During a medical examination, everything must be documented. A nurse was reading the chart for a current patient and nearly laughed herself to death. It was recorded that, “The patient has no past history of suicides.” The nurse then confirmed with the patient that the reported history was accurate.

All Mixed Up

Medical professionals are always busy, and things can get mixed up. A nurse remembered that a member of her staff once reported back to her about a confused patient by writing, “There was a mix up with the confusion.” The condition of confusion seemed to be significantly worsening.

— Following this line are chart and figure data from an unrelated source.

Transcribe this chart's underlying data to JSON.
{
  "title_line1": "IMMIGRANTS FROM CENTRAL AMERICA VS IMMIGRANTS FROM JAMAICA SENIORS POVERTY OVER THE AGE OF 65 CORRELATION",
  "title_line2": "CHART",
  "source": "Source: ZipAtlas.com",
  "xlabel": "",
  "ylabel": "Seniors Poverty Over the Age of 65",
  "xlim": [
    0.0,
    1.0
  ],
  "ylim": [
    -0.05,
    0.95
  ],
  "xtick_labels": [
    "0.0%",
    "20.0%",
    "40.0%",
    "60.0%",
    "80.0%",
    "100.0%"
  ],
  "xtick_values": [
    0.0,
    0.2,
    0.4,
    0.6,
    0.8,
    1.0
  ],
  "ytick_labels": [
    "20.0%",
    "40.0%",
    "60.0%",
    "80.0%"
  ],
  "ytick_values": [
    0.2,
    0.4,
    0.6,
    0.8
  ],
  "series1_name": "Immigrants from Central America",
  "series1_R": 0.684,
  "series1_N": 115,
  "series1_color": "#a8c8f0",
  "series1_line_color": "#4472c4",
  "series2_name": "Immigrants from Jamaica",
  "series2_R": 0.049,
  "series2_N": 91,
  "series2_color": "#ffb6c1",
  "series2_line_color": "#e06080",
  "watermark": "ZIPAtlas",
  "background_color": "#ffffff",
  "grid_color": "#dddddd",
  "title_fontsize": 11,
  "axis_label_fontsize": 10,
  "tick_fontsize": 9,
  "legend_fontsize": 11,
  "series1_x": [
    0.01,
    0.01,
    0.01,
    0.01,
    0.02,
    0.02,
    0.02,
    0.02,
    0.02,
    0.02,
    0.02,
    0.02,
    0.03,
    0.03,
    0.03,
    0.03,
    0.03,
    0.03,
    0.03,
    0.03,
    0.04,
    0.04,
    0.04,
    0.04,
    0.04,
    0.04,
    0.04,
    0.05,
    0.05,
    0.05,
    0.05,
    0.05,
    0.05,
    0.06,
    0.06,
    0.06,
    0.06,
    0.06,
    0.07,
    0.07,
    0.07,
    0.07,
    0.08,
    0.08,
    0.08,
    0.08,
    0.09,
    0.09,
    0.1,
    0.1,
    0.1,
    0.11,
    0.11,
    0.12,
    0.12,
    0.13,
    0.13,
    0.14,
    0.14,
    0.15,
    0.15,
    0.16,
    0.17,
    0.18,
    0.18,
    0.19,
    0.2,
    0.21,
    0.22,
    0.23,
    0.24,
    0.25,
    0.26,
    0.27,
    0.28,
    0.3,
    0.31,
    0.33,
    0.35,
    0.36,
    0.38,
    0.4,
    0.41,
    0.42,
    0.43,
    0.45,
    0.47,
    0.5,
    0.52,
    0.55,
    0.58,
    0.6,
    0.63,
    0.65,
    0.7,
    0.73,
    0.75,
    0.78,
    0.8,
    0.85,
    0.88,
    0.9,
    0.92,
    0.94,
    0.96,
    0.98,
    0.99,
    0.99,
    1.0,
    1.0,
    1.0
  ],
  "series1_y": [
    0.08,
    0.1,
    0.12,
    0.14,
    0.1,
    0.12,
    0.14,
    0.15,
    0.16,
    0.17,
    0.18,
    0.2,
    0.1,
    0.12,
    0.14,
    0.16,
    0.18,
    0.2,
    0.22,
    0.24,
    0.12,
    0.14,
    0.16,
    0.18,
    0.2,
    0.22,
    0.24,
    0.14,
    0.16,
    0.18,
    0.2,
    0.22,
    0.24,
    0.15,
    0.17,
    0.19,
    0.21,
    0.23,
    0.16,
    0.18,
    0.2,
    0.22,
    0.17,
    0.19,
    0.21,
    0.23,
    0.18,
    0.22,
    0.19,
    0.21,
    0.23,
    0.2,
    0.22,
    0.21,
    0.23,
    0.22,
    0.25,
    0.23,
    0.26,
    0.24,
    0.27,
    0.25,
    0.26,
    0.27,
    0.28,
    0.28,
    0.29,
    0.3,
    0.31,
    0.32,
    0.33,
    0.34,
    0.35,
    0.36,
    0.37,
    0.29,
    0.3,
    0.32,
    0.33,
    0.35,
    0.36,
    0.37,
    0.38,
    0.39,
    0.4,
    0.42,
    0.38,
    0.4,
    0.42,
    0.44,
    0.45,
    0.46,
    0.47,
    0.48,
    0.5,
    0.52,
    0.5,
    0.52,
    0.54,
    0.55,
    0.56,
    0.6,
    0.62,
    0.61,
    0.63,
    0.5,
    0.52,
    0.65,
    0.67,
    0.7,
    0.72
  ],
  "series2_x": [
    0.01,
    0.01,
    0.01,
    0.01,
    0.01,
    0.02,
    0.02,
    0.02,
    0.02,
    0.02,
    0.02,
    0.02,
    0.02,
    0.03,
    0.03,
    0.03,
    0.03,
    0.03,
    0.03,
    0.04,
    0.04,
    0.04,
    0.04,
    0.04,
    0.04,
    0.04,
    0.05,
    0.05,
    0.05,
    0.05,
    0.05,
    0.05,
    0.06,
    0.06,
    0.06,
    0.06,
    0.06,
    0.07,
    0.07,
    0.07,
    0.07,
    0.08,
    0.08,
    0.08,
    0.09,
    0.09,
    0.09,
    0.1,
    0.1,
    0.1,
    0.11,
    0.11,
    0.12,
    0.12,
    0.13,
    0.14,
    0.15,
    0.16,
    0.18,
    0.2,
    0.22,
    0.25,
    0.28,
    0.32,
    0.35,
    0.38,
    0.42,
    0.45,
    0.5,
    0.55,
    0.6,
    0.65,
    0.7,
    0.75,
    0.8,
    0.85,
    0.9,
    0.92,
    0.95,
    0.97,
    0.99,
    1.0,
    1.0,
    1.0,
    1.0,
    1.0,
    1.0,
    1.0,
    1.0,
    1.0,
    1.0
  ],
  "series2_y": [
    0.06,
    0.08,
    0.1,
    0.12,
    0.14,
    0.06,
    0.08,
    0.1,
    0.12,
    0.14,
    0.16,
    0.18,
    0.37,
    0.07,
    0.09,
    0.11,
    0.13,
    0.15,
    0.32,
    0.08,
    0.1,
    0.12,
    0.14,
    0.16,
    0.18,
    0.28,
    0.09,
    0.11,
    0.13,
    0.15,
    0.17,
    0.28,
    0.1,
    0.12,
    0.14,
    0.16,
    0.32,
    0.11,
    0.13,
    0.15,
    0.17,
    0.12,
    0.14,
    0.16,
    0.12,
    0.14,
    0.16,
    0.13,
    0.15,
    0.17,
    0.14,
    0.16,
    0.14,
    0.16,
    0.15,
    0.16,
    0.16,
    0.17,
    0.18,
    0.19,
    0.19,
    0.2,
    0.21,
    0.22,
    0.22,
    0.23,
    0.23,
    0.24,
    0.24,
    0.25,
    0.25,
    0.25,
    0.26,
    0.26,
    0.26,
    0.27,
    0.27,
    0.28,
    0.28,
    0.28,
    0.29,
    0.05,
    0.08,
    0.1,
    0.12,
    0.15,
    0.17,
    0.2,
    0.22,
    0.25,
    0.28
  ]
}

I Guess You Had to Be There

It is unfortunate that some patients end up not making it. When an assistant told a nurse that, “The patient refused an autopsy,” she must have been compelled to run back into the room to check if the patient was still alive.

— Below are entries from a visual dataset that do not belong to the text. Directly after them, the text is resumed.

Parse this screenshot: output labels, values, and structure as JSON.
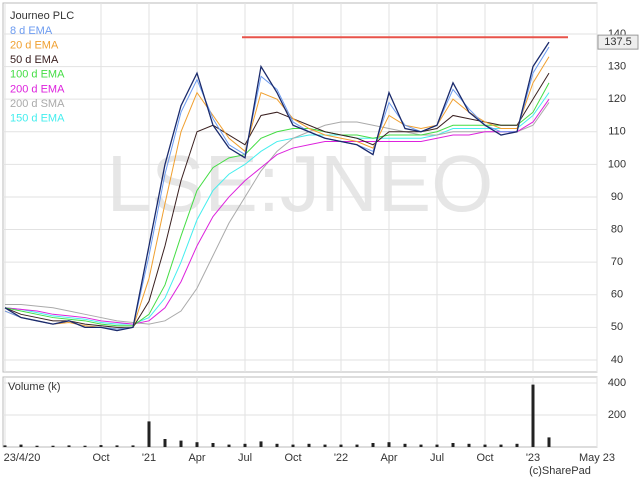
{
  "chart_data": [
    {
      "type": "line",
      "title": "Journeo PLC",
      "watermark": "LSE:JNEO",
      "color": "#1a2a6c",
      "values": [
        56,
        53,
        52,
        51,
        52,
        50,
        50,
        49,
        50,
        75,
        100,
        118,
        128,
        112,
        105,
        102,
        130,
        122,
        112,
        110,
        108,
        107,
        106,
        103,
        122,
        111,
        110,
        112,
        125,
        116,
        112,
        109,
        110,
        130,
        137.5,
        null,
        null,
        null
      ],
      "series": [
        {
          "name": "8 d EMA",
          "color": "#6c9bf0",
          "values": [
            55,
            53,
            52,
            51,
            52,
            50,
            50,
            49.5,
            50,
            72,
            97,
            116,
            126,
            114,
            106,
            103,
            127,
            123,
            113,
            110,
            108,
            107,
            106,
            104,
            119,
            112,
            110,
            112,
            123,
            117,
            112,
            110,
            110,
            128,
            136,
            null,
            null,
            null
          ]
        },
        {
          "name": "20 d EMA",
          "color": "#f0a030",
          "values": [
            55,
            53,
            52,
            51,
            51.5,
            50.5,
            50,
            49.5,
            50,
            65,
            88,
            110,
            122,
            115,
            108,
            104,
            122,
            120,
            114,
            111,
            109,
            108,
            107,
            105,
            115,
            112,
            111,
            112,
            120,
            116,
            113,
            111,
            111,
            125,
            133,
            null,
            null,
            null
          ]
        },
        {
          "name": "50 d EMA",
          "color": "#3a2020",
          "values": [
            56,
            54,
            53,
            52,
            52,
            51,
            50.5,
            50,
            50,
            58,
            75,
            95,
            110,
            112,
            109,
            106,
            115,
            116,
            114,
            112,
            110,
            109,
            108,
            106,
            110,
            110,
            110,
            111,
            115,
            114,
            113,
            112,
            112,
            120,
            128,
            null,
            null,
            null
          ]
        },
        {
          "name": "100 d EMA",
          "color": "#44dd44",
          "values": [
            56,
            55,
            54,
            53,
            52.5,
            52,
            51,
            50.5,
            50.5,
            54,
            63,
            78,
            92,
            99,
            102,
            103,
            108,
            110,
            111,
            111,
            110,
            109,
            109,
            108,
            109,
            109,
            109,
            110,
            112,
            112,
            112,
            112,
            112,
            116,
            125,
            null,
            null,
            null
          ]
        },
        {
          "name": "200 d EMA",
          "color": "#dd22dd",
          "values": [
            56,
            55.5,
            55,
            54,
            53.5,
            53,
            52,
            51.5,
            51,
            52,
            56,
            64,
            75,
            84,
            90,
            95,
            99,
            103,
            105,
            106,
            107,
            107,
            107,
            107,
            107,
            107,
            107,
            108,
            109,
            109,
            110,
            110,
            110,
            113,
            120,
            null,
            null,
            null
          ]
        },
        {
          "name": "200 d SMA",
          "color": "#aaaaaa",
          "values": [
            57,
            57,
            56.5,
            56,
            55,
            54,
            53,
            52,
            51.5,
            51,
            52,
            55,
            62,
            72,
            82,
            90,
            98,
            104,
            108,
            110,
            112,
            113,
            113,
            112,
            111,
            110,
            109,
            109,
            110,
            110,
            110,
            110,
            110,
            112,
            119,
            null,
            null,
            null
          ]
        },
        {
          "name": "150 d EMA",
          "color": "#44eeee",
          "values": [
            56,
            55.5,
            54.5,
            53.5,
            53,
            52.5,
            51.5,
            51,
            51,
            53,
            59,
            70,
            83,
            92,
            97,
            100,
            104,
            107,
            108,
            109,
            109,
            109,
            108,
            108,
            108,
            108,
            108,
            109,
            111,
            111,
            111,
            111,
            111,
            115,
            122,
            null,
            null,
            null
          ]
        }
      ],
      "hline": {
        "value": 139,
        "color": "#e8534a"
      },
      "ylim": [
        36.3,
        149.5
      ],
      "yticks": [
        40,
        50,
        60,
        70,
        80,
        90,
        100,
        110,
        120,
        130,
        140
      ],
      "grid": true
    },
    {
      "type": "bar",
      "title": "Volume (k)",
      "color": "#222222",
      "source": "(c)SharePad",
      "categories": [
        "23/4/20",
        null,
        null,
        null,
        null,
        null,
        "Oct",
        null,
        null,
        "'21",
        null,
        null,
        "Apr",
        null,
        null,
        "Jul",
        null,
        null,
        "Oct",
        null,
        null,
        "'22",
        null,
        null,
        "Apr",
        null,
        null,
        "Jul",
        null,
        null,
        "Oct",
        null,
        null,
        "'23",
        null,
        null,
        null,
        "May 23"
      ],
      "values": [
        10,
        15,
        8,
        8,
        10,
        8,
        12,
        10,
        10,
        160,
        50,
        40,
        30,
        25,
        15,
        20,
        35,
        20,
        15,
        20,
        15,
        15,
        15,
        25,
        30,
        20,
        15,
        15,
        25,
        20,
        15,
        15,
        20,
        390,
        60,
        null,
        null,
        null
      ],
      "ylim": [
        0,
        437.5
      ],
      "yticks": [
        200,
        400
      ],
      "grid": true
    }
  ]
}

Hard Work Can Be Inspirational

A nurse working in the southeastern United States encountered a patient with “overactive sweat glands that were causing her to ‘aspire.’” Some people become inspired by the most interesting things. Have you ever been so motivated that you begin to perspire?

No Coverage Required

Whenever a patient is released, it is important that everything he or she needs is fully covered. While updating the nurse on the status of a patient, a medical assistant said, “The patient was released to outpatient department without dressing.” It’s a wonderful thing when the body is ready to heal itself again, but too much exposure could cause some trouble.

I’m Feeling Down. Any Recommendations?

A nurse who deals with a variety of patients says she is always being asked to provide the right “subscriptions” for her patient’s issues. Though it is her job to be well read on the latest health issues, the nurse usually only prescribes different volumes of medications.

She’s Now on the Floor, Looking All Over the Place

Have you ever looked all over the place for something, but still couldn’t see the cause of a patient’s problem? In regards to a patient, a nurse was oddly informed that “When she fainted, her eyes rolled around the room.” When that patient comes to, she is going to have to help the nurse by keeping an eye on her fainting spells.

Growing Into a Healthy Woman

When asked about her gynecology examinations, a female patient told her nurse, “I get my GYN done at ‘plant’ parenthood.” With the right amount of water and care, the patient will bloom into a healthy woman.

Depression Can Make Time Drag on Forever

A nurse was describing a patient’s mental health history and wrote, “The patient has been depressed ever since she began seeing me in 1983.” Perhaps the nurse could have had more to do with the patient’s problems than she thought.

A Good Ending Is Possible

A healthy perspective can improve overall health. A nurse tracked the progress of a terminally ill patient by writing, “Long term goal: Patient will come to accept that he has a terminal illness and that life doesn’t have to end because of it.” Some things end too soon, and some things are said too soon.


This article was republished with permission from SCRUBS Magazine.

13 COMMENTS

  1. Out of the mouth of babes-I once asked a six year old if his new medication was helping him make better choices (he had severe ADHD). He looked at me with all the sincerity (and disdain) he could muster and replied “it doesn’t do a thing for me but my mom sure is nicer!”. I call that a successful response. I guess I should have asked him if mom was having any side effects?!?

  2. These were much too tame. I was reviewing charts and saw an ER note with an admission of “possible stork”, that obviously flew by someone. Who did they call? Neuro? OB? a vet?
    I made my own classic blooper once, charting that I had “given patient personal care but his wife gave him oral”.

  3. I worked with a doctor, in a managed care company. When asked what we should do with the teenage patient, he replied, “He will likely end up in the ‘penile’ system.” This same doc asked a social worker to give him a vanilla folder.

  4. I once worked with an ER doc who charted, “Pt had a bowel of corn flakes for breakfast.” Yeah it was a long time before the doc lived that one down.

  5. U guys have no sense of humor. The misspellings make it all the funnier. One Christmas party, there was a skit that used a lot of misspellings and terms. Lighten up!!